Flavien se rend en centre-ville avec les Grenoblois pour y acheter quelques cartes postales. Manque de chance, la poste est fermée. Le trio se sépare avec des au revoir. Ils s’envolent vers Punta Arenas. Quant à Flavien, il se dirige vers le port pour se procurer ses billets retours. Le départ est censé être à 14 h, finalement ce sera à 23 h. Une dernière recherche sur une plante inconnue… La pluie a raison de sa motivation, les températures sont annoncées à la baisse, tout proche de zéro.

Qui paye ses dettes s’enrichit. « Je règle ce que je dois au café tenu par Gabriella ». Ce qui est amusant est qu’elle parle français, ayant a vécu à Paris. Flavien rentre à ses pénates. « Je prépare mes affaires pour retourner marcher. J’aimerais me rendre où j’ai vu la fameuse plante inconnue pour la récolter. Pour la décrire, il me faut des échantillons » sitôt parti, la pluie qui tombe m’en dissuade.

Douze cartes postales

Que faire en tant de pluie ? Rien de tel que de manger et de faire une sieste. « J’étais le seul au camping… Une Anglaise vient d’arriver et on a le temps de discuter ». Flavien qui n’affiche pas une forme olympique ces derniers jours acquiesce que « cette sieste m’a fait du bien ».

L’après-midi, après avoir acheté douze nouvelles cartes postales, il passe le plus clair de son temps à flâner au café, profitant de la vue pour laisser l’inspiration le guider sur quelques lignes. « Le temps est très instable », se rassure l’aventurier. Il y passe de nombreuses heures à écrire. Puis viendra le temps où il faut jeter un œil à la paperasse, « comme déclarer les revenus de ma microentreprise à l’URSSAF, chose impossible à anticiper quelques mois plus tôt ».
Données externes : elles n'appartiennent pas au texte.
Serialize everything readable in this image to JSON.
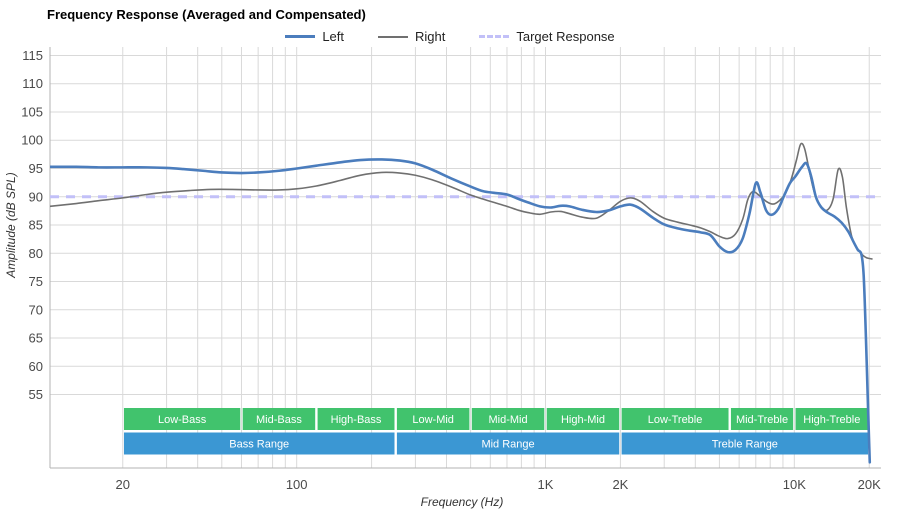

La bougeotte le tenaille. « Je commence à tourner en rond, vivement le départ même si le coin est agréable ». Sauf que les températures annoncées demain à Puerto Williams devraient tourner autour de zéro et la neige faire son apparition à basse altitude, « je ne sais pas comment je vais m’occuper ». Il a déjà expérimenté les conditions météorologiques et n’a pas envie d’y retourner…
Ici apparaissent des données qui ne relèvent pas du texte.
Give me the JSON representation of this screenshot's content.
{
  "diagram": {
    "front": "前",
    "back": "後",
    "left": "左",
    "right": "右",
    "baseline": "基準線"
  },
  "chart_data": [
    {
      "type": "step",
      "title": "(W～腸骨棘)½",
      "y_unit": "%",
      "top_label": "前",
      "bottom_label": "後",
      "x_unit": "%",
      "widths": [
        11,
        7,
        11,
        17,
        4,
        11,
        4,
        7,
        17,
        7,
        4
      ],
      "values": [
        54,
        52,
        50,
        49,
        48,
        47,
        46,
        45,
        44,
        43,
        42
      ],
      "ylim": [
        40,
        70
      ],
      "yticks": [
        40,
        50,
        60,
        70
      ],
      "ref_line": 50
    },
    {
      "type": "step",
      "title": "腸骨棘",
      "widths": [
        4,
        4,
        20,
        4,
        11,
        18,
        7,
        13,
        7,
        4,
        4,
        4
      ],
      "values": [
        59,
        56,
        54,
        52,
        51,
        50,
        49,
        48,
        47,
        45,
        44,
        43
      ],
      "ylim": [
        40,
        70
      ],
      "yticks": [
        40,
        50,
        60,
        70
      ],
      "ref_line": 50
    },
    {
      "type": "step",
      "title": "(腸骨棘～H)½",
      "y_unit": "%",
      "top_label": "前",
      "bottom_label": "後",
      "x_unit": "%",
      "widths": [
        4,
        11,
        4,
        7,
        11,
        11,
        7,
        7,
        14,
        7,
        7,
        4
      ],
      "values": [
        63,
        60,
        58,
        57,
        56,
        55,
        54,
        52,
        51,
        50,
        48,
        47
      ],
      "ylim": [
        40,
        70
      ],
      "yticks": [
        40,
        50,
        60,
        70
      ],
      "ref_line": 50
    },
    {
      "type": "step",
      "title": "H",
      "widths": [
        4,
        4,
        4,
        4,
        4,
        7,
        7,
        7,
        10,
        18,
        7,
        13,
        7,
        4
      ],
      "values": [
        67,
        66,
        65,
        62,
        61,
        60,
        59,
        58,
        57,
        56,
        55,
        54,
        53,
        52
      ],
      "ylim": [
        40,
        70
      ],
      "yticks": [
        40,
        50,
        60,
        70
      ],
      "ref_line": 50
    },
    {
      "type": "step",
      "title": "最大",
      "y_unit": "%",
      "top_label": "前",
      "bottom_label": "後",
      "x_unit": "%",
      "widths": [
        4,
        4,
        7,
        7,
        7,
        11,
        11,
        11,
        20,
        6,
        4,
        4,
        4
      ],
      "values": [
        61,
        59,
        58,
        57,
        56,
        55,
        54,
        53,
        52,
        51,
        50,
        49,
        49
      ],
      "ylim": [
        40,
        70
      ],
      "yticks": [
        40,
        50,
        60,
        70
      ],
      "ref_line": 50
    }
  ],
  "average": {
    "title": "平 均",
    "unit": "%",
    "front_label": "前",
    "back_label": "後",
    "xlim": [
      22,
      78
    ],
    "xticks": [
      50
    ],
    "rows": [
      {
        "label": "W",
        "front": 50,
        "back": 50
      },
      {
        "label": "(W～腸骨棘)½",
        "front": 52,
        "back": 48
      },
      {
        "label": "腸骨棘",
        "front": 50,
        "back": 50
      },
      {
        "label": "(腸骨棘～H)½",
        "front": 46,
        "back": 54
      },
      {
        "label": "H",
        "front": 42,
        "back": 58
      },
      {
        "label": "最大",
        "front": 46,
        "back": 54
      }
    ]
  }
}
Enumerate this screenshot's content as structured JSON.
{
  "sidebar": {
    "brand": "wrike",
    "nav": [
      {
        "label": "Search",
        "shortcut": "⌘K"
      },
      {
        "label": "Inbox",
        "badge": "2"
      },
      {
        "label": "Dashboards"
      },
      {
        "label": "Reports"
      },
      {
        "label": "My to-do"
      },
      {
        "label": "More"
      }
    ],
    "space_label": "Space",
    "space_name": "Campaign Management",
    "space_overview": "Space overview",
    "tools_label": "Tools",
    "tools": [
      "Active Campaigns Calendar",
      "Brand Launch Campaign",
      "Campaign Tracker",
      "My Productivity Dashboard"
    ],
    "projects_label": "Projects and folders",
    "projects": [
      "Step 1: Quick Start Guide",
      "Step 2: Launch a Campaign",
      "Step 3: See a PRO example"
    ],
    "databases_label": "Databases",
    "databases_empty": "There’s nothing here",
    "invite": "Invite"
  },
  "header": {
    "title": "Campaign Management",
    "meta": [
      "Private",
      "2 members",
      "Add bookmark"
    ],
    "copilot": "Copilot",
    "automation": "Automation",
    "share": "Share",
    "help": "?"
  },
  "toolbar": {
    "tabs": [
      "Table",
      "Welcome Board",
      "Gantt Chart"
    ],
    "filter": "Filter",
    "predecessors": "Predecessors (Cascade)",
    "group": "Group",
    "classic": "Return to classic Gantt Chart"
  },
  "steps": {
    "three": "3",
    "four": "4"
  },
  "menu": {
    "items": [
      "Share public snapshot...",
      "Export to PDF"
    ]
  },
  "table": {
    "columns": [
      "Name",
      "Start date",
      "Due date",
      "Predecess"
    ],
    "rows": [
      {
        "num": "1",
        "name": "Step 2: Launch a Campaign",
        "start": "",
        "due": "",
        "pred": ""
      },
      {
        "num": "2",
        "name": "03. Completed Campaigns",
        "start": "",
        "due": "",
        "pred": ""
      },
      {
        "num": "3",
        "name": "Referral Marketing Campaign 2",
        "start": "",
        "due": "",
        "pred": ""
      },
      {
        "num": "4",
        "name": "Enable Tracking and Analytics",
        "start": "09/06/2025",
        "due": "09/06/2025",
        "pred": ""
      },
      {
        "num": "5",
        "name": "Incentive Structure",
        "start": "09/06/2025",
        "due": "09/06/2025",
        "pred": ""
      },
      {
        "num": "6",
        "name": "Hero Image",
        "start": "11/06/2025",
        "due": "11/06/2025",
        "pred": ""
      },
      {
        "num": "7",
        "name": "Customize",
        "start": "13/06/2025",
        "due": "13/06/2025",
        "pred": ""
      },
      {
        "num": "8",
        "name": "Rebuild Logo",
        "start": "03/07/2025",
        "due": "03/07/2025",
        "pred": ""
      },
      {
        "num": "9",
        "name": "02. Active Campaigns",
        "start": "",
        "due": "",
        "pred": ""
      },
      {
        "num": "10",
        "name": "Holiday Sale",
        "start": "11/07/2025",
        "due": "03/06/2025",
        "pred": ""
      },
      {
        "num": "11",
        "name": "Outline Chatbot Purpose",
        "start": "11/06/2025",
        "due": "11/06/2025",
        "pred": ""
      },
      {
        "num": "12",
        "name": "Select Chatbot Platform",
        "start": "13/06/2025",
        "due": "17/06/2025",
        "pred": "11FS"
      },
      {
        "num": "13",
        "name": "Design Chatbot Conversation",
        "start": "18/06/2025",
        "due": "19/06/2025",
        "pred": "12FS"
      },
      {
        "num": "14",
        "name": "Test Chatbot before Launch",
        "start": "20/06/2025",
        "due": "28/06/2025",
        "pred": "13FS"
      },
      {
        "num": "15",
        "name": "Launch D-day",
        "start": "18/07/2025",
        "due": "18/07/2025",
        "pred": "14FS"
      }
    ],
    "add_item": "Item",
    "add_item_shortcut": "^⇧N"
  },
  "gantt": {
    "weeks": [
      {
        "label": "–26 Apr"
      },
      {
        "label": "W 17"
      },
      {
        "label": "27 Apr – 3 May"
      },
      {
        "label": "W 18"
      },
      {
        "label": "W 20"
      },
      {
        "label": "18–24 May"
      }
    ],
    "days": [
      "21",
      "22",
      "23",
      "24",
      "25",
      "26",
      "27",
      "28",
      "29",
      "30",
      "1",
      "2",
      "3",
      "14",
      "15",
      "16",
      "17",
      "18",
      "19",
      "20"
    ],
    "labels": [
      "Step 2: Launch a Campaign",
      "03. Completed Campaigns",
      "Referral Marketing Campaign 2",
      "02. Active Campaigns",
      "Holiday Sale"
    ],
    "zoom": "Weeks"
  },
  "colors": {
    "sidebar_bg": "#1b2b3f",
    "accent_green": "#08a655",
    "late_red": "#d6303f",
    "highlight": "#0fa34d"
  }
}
(Crédits : Flavien Saboureau)

Ce lundi soir le camping est bondé. L’aventurier admet quelques difficultés à jongler avec toutes les langues présentes. « C’est fatigant de faire l’effort de parler à tout le monde, car il faut jongler entre plusieurs langues… » Ça n’a pas été la plus dingue des journées soupire-t-il.

À bicyclette…

« Ce matin j’achète de nouvelles cartes. j’ai du temps alors je profite pour en écrire un maximum », acquiesce-t-il en souriant. « Je ne sais pas si j’aurai autant de temps à tuer durant la suite du voyage. » Au chaud lové dans un cocon, il passe la première partie de l’après-midi à composer au café. Le panorama est magnifique. Flavien contemple par la fenêtre le Beagle, un verre de maté à la main.

La gérante, incarnation même de la sympathie, est heureuse de me voir arriver avec mes cartes. Comme dans les lignes d’un roman, elle évoque auprès de Flavien son plaisir à le voir écrire. « Elle aime bien me voir écrire toutes ces cartes dans son café, elle pensait que les jeunes n’écrivaient plus », conte Flavien.

Pour faire parvenir l’ensemble de ces cartes, direction la poste, pour apposer un timbre sur chacune. La sympathie semble être à chaque coin de rue. « La postière m’aide. »

Puis le moment de régler le camping arrive, il file à l’unique banque de la ville pour y retirer de l’argent. « Les frais fixes sont de 8 500 pesos… J’ai bien fait de retirer à Punta Arenas, où la banque n’en prend aucun. » Sur le chemin il passe voir Perla pour lui annoncer que des botanistes ont réussi à identifier notre plante mystère. (Crédits : Senecio humifususAsteraceae/Flavien Saboureau)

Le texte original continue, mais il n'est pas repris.